Un duro colpo per Jake (Shia La Beouf), enfant prodige di Wall Street che Langella aveva cresciuto come un figlio. Ma è solo l'inizio. Scomparso il padrino "buono", torna in scena il mefistofelico Gekko (Michael Douglas naturalmente, irresistibile la canonica riconsegna degli effetti personali all'uscita di prigione). Il quale per giunta è il padre, ripudiato, dell'adorabile fidanzata di Jake (la Carey Mulligan di An Education). Chiaro che toccherà al pivellino riavvicinare padre e figlia, o almeno provarci. Magari andando a scuola di maniere forti dal "suocero". Che in carcere ha riflettuto sui suoi misfatti trasformandoli in un bestseller, ma forse non ha perso il vizio... Questo per il lato "familiare" di quello che invece è un vero film di guerra. Con tanto di esercito nemico, guidato dallo squalo Josh Brolin. E relativi agguati, imboscate, scaramucce, duelli, tradimenti, spionaggio. Anche se le armi qui sono pareti di schermi al plasma, consigli d'amministrazione, insider trading. O serate di beneficenza che dietro la facciata di lifting e sorrisi coprono sanguinose rese dei conti.

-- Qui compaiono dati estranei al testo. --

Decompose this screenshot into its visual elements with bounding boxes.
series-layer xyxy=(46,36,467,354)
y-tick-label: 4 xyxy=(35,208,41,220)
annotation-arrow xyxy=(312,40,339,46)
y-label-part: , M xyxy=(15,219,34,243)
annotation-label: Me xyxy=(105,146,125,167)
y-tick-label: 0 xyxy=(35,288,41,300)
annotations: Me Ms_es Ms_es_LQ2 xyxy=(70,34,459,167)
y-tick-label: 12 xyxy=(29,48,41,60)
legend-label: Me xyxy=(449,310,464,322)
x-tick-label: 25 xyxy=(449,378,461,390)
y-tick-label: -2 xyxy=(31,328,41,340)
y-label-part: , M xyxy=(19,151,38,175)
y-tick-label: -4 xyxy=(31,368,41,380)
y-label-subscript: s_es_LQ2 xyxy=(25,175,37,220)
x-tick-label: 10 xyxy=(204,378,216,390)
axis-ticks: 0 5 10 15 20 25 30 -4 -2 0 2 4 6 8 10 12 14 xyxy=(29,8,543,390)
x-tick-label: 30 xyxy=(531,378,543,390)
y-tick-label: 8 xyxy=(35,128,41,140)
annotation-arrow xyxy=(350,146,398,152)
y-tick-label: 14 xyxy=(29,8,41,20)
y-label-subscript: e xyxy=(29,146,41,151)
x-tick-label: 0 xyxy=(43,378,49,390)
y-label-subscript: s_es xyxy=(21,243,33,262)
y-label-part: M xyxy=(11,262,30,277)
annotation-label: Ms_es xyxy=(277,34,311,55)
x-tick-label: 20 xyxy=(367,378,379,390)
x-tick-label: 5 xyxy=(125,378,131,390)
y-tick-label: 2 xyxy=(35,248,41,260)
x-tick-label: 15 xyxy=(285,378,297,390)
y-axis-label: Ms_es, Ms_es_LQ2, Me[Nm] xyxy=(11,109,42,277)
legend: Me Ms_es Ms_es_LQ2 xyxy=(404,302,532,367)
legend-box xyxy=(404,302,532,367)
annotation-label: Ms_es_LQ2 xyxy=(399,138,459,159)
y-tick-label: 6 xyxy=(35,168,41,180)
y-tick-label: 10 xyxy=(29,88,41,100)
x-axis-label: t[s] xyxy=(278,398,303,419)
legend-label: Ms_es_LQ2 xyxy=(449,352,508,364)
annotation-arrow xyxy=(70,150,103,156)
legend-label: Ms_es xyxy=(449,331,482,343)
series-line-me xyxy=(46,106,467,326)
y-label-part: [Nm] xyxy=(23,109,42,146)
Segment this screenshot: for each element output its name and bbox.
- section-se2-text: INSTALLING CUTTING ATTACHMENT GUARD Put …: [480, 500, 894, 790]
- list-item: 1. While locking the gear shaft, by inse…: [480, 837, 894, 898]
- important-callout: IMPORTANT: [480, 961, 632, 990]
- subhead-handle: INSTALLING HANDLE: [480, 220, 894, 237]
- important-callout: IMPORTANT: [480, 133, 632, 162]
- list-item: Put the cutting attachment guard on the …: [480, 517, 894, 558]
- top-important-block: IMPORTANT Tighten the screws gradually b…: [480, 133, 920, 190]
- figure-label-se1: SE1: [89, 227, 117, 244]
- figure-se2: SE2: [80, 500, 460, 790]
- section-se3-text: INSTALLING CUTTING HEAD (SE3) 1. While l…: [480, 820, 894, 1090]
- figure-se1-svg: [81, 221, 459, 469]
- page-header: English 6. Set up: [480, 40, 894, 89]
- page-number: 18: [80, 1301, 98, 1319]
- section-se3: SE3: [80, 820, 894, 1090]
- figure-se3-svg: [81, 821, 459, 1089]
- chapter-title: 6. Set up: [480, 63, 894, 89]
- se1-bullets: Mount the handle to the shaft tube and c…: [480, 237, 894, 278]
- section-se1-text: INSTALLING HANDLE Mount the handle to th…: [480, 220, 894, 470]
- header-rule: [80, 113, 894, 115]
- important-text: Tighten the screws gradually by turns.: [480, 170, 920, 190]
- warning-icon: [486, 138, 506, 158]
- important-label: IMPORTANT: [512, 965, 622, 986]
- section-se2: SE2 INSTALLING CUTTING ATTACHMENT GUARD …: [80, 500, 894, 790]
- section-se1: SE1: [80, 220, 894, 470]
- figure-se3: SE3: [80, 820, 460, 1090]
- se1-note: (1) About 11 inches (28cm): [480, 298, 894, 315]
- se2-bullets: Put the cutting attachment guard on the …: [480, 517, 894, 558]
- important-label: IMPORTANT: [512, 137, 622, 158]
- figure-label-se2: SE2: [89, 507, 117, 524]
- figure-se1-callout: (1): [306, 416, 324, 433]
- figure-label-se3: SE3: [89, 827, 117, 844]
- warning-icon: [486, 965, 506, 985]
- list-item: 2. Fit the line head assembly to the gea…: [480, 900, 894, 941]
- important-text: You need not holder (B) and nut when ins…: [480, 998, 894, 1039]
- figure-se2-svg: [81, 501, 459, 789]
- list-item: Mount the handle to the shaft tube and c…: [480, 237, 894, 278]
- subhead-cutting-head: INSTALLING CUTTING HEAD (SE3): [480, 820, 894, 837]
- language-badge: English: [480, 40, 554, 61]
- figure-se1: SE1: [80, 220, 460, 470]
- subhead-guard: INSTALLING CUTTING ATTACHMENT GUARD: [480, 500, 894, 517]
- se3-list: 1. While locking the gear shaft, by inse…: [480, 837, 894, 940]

Anche perché nel frattempo scoppia la Grande Crisi dei subprime, l'America va in bancarotta, i finanzieri iniziano ad azzannarsi tra loro (grande "cameo" del vecchio Eli Wallach). E Stone, servito dall'affilato copione dell'ex-trader Allan Loeb («Facciamo così: tu smetti di dire balle su di me e io smetto di dire la verità su di te»), malgrado l'epilogo trito e convenzionale, ritrova la sua grinta migliore. New York non scintillava così da prima dell'11 settembre. Sarà Rimozione o Restaurazione?